Recent research from the Journal of the American Medical Association (JAMA) indicates that there are far more people making it through medical school with disabilities than we imagined. Indeed, the number of students with disabilities of various sorts going through medical school may be as much as nine times what we believed previously.
Researchers polled administrators at 89 allopathic medical schools that have a federal mandate to provide assistance to students with disabilities. Previous surveys have found between 0.3 percent and 0.6 percent of medical school students presented to administrators as disabled. But this survey found that out of over 1,500 students, as many as 2.7 percent of them were receiving support or accommodation of some kind from their medical schools due to disability.
A Broad Definiton of Disability
According to the administrators surveyed, the most common disability manifested among medical students was attention-deficit/hyperactivity disorder (ADHD). This disorder was followed by learning disabilities (21.5 percent) and psychological disabilities (20 percent.)
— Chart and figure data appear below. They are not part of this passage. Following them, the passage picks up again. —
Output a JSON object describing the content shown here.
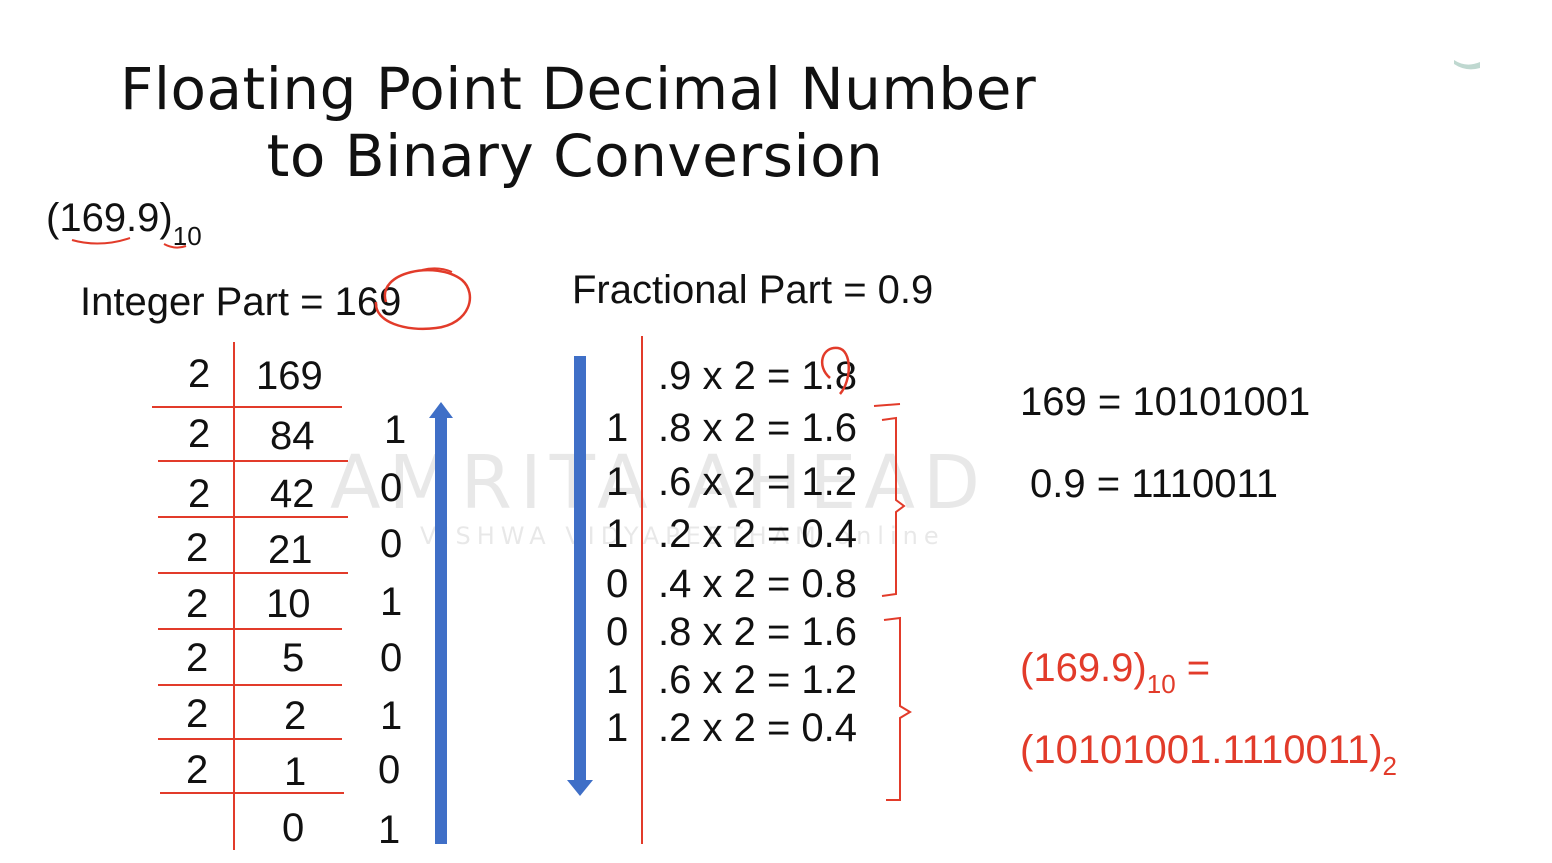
{
  "title": {
    "line1": "Floating Point Decimal Number",
    "line2": "to Binary Conversion"
  },
  "input_number": {
    "value": "(169.9)",
    "base": "10"
  },
  "integer_part": {
    "label": "Integer Part = ",
    "value": "169"
  },
  "fractional_part": {
    "label": "Fractional Part = 0.9"
  },
  "division": {
    "divisor": "2",
    "rows": [
      {
        "quotient": "169",
        "remainder": ""
      },
      {
        "quotient": "84",
        "remainder": "1"
      },
      {
        "quotient": "42",
        "remainder": "0"
      },
      {
        "quotient": "21",
        "remainder": "0"
      },
      {
        "quotient": "10",
        "remainder": "1"
      },
      {
        "quotient": "5",
        "remainder": "0"
      },
      {
        "quotient": "2",
        "remainder": "1"
      },
      {
        "quotient": "1",
        "remainder": "0"
      },
      {
        "quotient": "0",
        "remainder": "1"
      }
    ]
  },
  "multiplication": {
    "rows": [
      {
        "bit": "",
        "expr": ".9 x 2 = 1.8"
      },
      {
        "bit": "1",
        "expr": ".8 x 2 = 1.6"
      },
      {
        "bit": "1",
        "expr": ".6 x 2 = 1.2"
      },
      {
        "bit": "1",
        "expr": ".2 x 2 = 0.4"
      },
      {
        "bit": "0",
        "expr": ".4 x 2 = 0.8"
      },
      {
        "bit": "0",
        "expr": ".8 x 2 = 1.6"
      },
      {
        "bit": "1",
        "expr": ".6 x 2 = 1.2"
      },
      {
        "bit": "1",
        "expr": ".2 x 2 = 0.4"
      }
    ]
  },
  "results": {
    "integer": "169 = 10101001",
    "fraction": "0.9 = 1110011"
  },
  "final": {
    "lhs": "(169.9)",
    "lhs_base": "10",
    "equals": " =",
    "rhs": "(10101001.1110011)",
    "rhs_base": "2"
  },
  "watermark": {
    "brand": "AMRITA AHEAD",
    "sub": "VISHWA VIDYAPEETHAM online"
  },
  "colors": {
    "accent_red": "#e23b2a",
    "arrow_blue": "#3f6fc7",
    "text": "#111111"
  }
}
About 3 percent of disabled students were hearing impaired, and 4 percent had visual impairments. 3 percent of them reported mobility disabilities, and about 13 percent reported another ‘chronic health issue.’ Another 4 percent reported some other ‘functional impairment,’ according to the data collected from school administrators.
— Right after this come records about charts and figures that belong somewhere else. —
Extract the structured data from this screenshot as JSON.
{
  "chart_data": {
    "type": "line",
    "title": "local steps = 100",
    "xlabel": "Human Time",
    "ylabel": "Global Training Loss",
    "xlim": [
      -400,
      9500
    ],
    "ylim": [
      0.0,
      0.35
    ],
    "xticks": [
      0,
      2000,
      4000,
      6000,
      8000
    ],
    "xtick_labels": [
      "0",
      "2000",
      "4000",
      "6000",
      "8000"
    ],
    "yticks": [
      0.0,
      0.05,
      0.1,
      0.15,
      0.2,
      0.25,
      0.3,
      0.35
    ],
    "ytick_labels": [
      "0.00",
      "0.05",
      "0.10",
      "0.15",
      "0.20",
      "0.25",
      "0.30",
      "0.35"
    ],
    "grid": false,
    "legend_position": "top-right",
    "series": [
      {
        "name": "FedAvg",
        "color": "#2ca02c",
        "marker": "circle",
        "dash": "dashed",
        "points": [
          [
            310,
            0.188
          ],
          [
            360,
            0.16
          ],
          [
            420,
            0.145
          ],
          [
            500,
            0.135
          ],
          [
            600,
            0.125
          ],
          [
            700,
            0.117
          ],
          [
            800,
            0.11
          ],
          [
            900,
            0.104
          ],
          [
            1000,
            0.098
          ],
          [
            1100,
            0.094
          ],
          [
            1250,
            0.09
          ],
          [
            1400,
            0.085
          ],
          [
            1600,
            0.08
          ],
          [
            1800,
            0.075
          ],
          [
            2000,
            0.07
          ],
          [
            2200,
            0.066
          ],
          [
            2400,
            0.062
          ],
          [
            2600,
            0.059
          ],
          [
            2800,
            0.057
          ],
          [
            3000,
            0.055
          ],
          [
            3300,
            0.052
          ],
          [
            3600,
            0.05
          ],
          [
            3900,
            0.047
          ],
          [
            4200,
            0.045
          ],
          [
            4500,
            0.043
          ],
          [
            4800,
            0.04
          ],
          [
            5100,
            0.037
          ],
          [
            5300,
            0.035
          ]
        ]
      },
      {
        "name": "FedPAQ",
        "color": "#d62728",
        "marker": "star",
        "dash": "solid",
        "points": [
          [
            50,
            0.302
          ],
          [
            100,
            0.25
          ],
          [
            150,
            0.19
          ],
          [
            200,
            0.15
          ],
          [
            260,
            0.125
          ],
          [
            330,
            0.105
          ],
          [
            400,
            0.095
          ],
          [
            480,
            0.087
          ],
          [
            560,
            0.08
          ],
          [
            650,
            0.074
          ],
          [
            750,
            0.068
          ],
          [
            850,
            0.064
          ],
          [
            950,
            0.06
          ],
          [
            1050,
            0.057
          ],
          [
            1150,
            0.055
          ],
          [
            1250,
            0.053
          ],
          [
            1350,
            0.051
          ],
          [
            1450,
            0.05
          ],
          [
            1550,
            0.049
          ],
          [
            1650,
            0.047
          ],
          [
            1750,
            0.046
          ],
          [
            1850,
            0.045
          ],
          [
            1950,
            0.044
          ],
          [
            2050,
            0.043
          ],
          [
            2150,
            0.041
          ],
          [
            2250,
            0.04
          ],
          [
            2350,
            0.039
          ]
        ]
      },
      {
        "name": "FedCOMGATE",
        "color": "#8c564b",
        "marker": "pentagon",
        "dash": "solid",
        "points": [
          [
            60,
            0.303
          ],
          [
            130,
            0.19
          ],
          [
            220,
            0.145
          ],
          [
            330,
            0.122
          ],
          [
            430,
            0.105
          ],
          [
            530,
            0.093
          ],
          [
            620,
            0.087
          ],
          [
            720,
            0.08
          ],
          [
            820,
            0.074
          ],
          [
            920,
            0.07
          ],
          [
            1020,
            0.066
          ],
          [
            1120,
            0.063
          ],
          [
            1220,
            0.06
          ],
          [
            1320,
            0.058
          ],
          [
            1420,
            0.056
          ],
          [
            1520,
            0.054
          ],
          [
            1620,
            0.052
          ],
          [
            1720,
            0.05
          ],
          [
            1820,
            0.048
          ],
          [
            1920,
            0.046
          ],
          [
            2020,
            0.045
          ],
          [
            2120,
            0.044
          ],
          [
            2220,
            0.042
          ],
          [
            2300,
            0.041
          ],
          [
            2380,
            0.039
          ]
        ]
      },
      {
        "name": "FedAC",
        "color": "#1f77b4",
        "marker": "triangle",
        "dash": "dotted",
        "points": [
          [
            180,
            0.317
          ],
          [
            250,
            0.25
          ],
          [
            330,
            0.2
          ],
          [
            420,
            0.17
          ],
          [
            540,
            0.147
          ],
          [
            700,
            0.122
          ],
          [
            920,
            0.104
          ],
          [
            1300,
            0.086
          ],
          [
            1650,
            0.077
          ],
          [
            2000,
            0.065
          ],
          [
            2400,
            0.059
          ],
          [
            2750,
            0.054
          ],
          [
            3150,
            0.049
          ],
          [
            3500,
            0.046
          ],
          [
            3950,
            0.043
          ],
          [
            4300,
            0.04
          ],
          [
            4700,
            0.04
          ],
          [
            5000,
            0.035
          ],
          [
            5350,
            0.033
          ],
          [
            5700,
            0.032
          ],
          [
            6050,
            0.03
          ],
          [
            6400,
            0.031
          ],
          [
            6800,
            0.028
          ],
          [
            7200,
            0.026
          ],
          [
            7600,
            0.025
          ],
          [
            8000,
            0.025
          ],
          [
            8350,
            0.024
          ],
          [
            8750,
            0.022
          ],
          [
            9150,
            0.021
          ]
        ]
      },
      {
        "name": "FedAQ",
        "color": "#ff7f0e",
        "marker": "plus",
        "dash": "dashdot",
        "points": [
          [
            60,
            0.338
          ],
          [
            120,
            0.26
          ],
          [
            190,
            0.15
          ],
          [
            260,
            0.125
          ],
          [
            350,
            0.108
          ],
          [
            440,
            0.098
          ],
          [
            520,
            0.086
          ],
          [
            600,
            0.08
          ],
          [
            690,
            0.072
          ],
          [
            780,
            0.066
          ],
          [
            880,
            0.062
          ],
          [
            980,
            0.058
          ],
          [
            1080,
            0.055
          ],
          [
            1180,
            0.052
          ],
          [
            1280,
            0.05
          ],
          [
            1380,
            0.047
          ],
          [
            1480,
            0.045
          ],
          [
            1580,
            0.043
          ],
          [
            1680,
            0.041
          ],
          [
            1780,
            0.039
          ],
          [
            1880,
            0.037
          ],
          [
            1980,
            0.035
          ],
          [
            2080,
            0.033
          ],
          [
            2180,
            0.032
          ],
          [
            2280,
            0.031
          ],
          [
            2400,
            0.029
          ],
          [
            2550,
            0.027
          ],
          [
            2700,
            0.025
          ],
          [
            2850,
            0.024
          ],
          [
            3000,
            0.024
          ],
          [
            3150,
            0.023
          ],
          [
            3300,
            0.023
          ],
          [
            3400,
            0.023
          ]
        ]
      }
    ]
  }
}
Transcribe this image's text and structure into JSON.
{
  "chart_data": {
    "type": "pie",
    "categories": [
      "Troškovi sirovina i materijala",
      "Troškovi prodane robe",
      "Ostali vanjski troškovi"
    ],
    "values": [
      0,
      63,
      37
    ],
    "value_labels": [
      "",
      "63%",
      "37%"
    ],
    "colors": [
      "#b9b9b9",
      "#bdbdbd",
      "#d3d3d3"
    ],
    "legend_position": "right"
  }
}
“The preponderance of students with ADHD, learning disabilities and psychological disabilities suggests that these disability subtypes should be included in future research efforts, such as studies assessing the performance of appropriately accommodated students,” wrote the authors, Lisa M. Meeks, PhD, of the University of California, San Francisco School of Medicine, and Kurt R. Herzer, PhD, of the Johns Hopkins School of Medicine, Baltimore.
98 percent of those identified as disabled received accommodations from the school, including extra time for testing or private testing environments. However, only a minority of schools – 40 percent – extended these accommodations to the clinical setting.
Significance
What does this mean for existing doctors? Those in private practice may have to think about ways to provide accommodations for employee physicians in the future. The Americans With Disabilities Act (ADA) requires private employers to make reasonable accommodations for employees, and physicians are no exception.
Furthermore, these reasonable accommodations for employees go much further than ensuring the office is wheelchair friendly – which isn’t much of a problem in most modern medical office buildings, anyway. The overall trend is that enforcement of the ADA, and the definition of disabilities that qualify for its protections, is getting broader It also means you may have to provide reasonable accommodations to all manner of disabilities, including potentially mental illnesses and even personality disorders.
At the practice level, you may have to make accommodations that include more flexible scheduling, modified break schedules, access to counseling and employee assistance programs, provide stress management options.
The requirement to accommodate those with disabilities is not open-ended: Employees and applicants must be able to do the job, and the accommodations made on their behalf must be reasonable. You aren’t obligated to put patients at risk to accommodate employee physicians or other staff with disabilities. But the bar is being set higher and higher, and we can expect more medical school graduates with various kinds of disabilities – both physical and mental – in the years to come.